Nurses, orderlies, doctors, technicians, wheelchaired patients, all stared at him as he entered the building. Even two work-robots scanned him oddly, trying to match him against their programmed knowledge of human bodily configurations. Burris did not mind. His self-consciousness was eroding swiftly, day by day. The bandages he had worn on his first day here now seemed an absurd device. It was like going naked in public, he thought: first it seemed unthinkable, then, in time, it became tolerable, and at length customary. One had to accustom one’s self.

Yet he was uneasy as he waited for Elise Prolisse.

He was at the window, watching the courtyard garden, when the knock came. Some last-minute impulse (tact or fear?) caused him to keep his back turned as she entered. The door closed timidly. He had not seen her in five years, but he remembered her as lush, somewhat overblown, a handsome woman. His enhanced hearing told him that she had come in alone, without Aoudad. Her breathing was ragged and hoarse. He heard her lock the door.

“Minner?” she said softly. “Minner, turn around and look at me. It’s all right. I can take it.”

This was different from showing himself to nameless-hospital personnel. To his surprise, Burris found the seemingly solid serenity of the past few days dissolving swiftly. Panic clutched him. He longed to hide. But out of dismay came cruelty, an icy willingness to inflict pain. He pivoted on his heel and swung around to hurl his image into Elise Prolisse’s large dark eyes.

Give her credit: she had resilience.

“Oh,” she whispered. “Oh, Minner, it’s”—a smooth shift of gears—“not so awful. I heard it was much worse.”

“Do you think I’m handsome?”

“You don’t frighten me. I thought it might be frightening.” She came toward him. She was wearing a clinging black tunic that probably had been sprayed on. High breasts were back in vogue, and that was where Elise wore hers, sprouting almost from her collar-bones, and deeply separated. Pectoral surgery was the secret. The deep mounds of flesh were wholly concealed by the tunic, and yet what kind of concealment could a micron of spray provide? Her hips flared; her thighs were pillars. But she had lost some weight. In the recent months of stress, no doubt, sleeplessness had shaved an inch or two from those continental buttocks. She was quite close to him now. Some dizzying perfume assailed him, and with no conscious effort at all Burris desensitized himself to it.

His hand slipped between hers.

His eyes met hers. When she flinched, it was only for the briefest instant.

“Did Marco die bravely?” she asked.

“He died like a man. Like the man he was.”

“Did you see?”

“Not the last moments, no. I saw them take him away. While we waited our turns.”

“You thought you would die, too?”

“I was sure of it. I said the last words for Malcondotto. He said them for me. But I came back.”

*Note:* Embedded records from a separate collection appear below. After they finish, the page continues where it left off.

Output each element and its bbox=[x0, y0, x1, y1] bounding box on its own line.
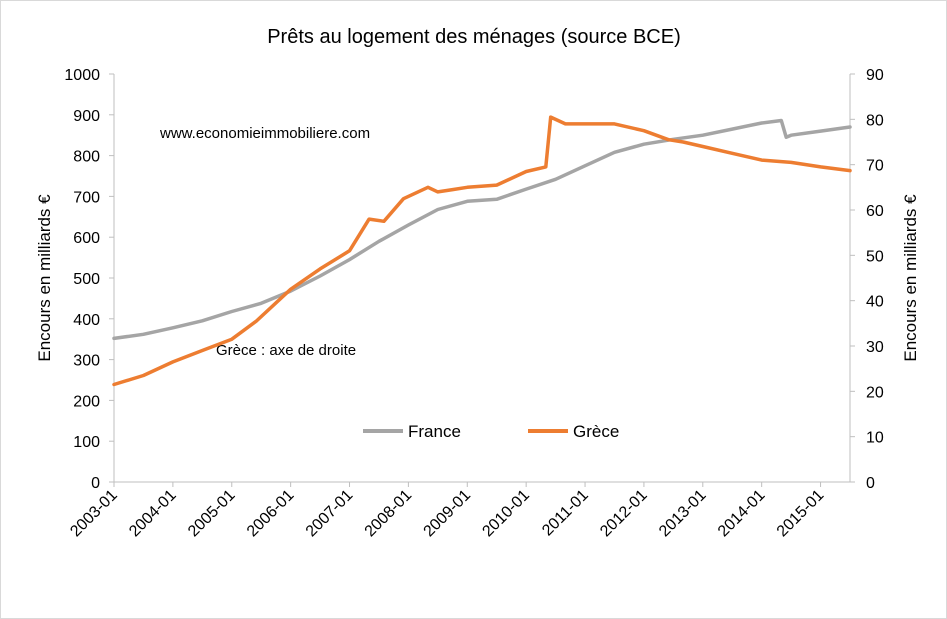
right-tick-label: 50 bbox=[866, 248, 884, 265]
right-tick-label: 40 bbox=[866, 294, 884, 311]
right-tick-label: 60 bbox=[866, 203, 884, 220]
x-tick-label: 2015-01 bbox=[774, 487, 828, 541]
right-tick-label: 30 bbox=[866, 339, 884, 356]
right-tick-label: 20 bbox=[866, 384, 884, 401]
left-tick-label: 200 bbox=[73, 393, 100, 410]
x-tick-label: 2013-01 bbox=[656, 487, 710, 541]
left-tick-label: 900 bbox=[73, 108, 100, 125]
left-tick-label: 600 bbox=[73, 230, 100, 247]
x-tick-label: 2014-01 bbox=[715, 487, 769, 541]
x-tick-label: 2006-01 bbox=[244, 487, 298, 541]
series-group bbox=[112, 115, 852, 387]
x-tick-label: 2012-01 bbox=[597, 487, 651, 541]
x-tick-label: 2009-01 bbox=[421, 487, 475, 541]
x-tick-label: 2010-01 bbox=[479, 487, 533, 541]
legend: France Grèce bbox=[363, 422, 619, 441]
right-axis-label: Encours en milliards € bbox=[901, 194, 920, 362]
right-tick-label: 80 bbox=[866, 112, 884, 129]
left-tick-label: 800 bbox=[73, 149, 100, 166]
x-tick-label: 2007-01 bbox=[303, 487, 357, 541]
left-tick-label: 0 bbox=[91, 475, 100, 492]
x-tick-label: 2004-01 bbox=[126, 487, 180, 541]
greece-axis-note: Grèce : axe de droite bbox=[216, 342, 356, 359]
left-tick-label: 400 bbox=[73, 312, 100, 329]
left-tick-label: 1000 bbox=[64, 67, 100, 84]
left-tick-label: 700 bbox=[73, 189, 100, 206]
right-tick-label: 0 bbox=[866, 475, 875, 492]
left-tick-label: 500 bbox=[73, 271, 100, 288]
right-tick-label: 90 bbox=[866, 67, 884, 84]
x-tick-label: 2011-01 bbox=[539, 487, 592, 540]
x-tick-label: 2003-01 bbox=[67, 487, 121, 541]
x-tick-label: 2008-01 bbox=[362, 487, 416, 541]
legend-label-grece: Grèce bbox=[573, 422, 619, 441]
series-line-grece bbox=[112, 115, 852, 387]
left-axis-label: Encours en milliards € bbox=[35, 194, 54, 362]
left-tick-label: 300 bbox=[73, 353, 100, 370]
legend-label-france: France bbox=[408, 422, 461, 441]
series-line-france bbox=[112, 118, 852, 341]
left-tick-label: 100 bbox=[73, 434, 100, 451]
right-tick-label: 70 bbox=[866, 158, 884, 175]
x-tick-label: 2005-01 bbox=[185, 487, 239, 541]
chart-title: Prêts au logement des ménages (source BC… bbox=[267, 26, 681, 48]
right-tick-label: 10 bbox=[866, 430, 884, 447]
website-annotation: www.economieimmobiliere.com bbox=[159, 125, 370, 142]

“Minner, Minner, Minner, how terrible it must have been!” She still clasped his hand. She was stroking the fingers … stroking even that tiny prehensile worm of flesh next to his littlest finger. Burris felt the wrench of amazement as she touched the loathsome thing. Her eyes were wide, solemn, tearless. She has two children, or is it three? But still young. Still vital. He wished she would release his hand. Her nearness was disturbing. He sensed radiations of warmth from her thighs, low enough on the electromagnetic spectrum, yet detectable. He would have bit his lip to choke back tension if his lip still could fall between his teeth.

“When did you get the news about us?” he asked.

“When it came from the pickup station on Ganymede. They broke it to me very well. But I thought horrible things. I have to confess them to you. I wanted to know from God why it was that Marco had died and you had lived. I’m sorry, Minner.”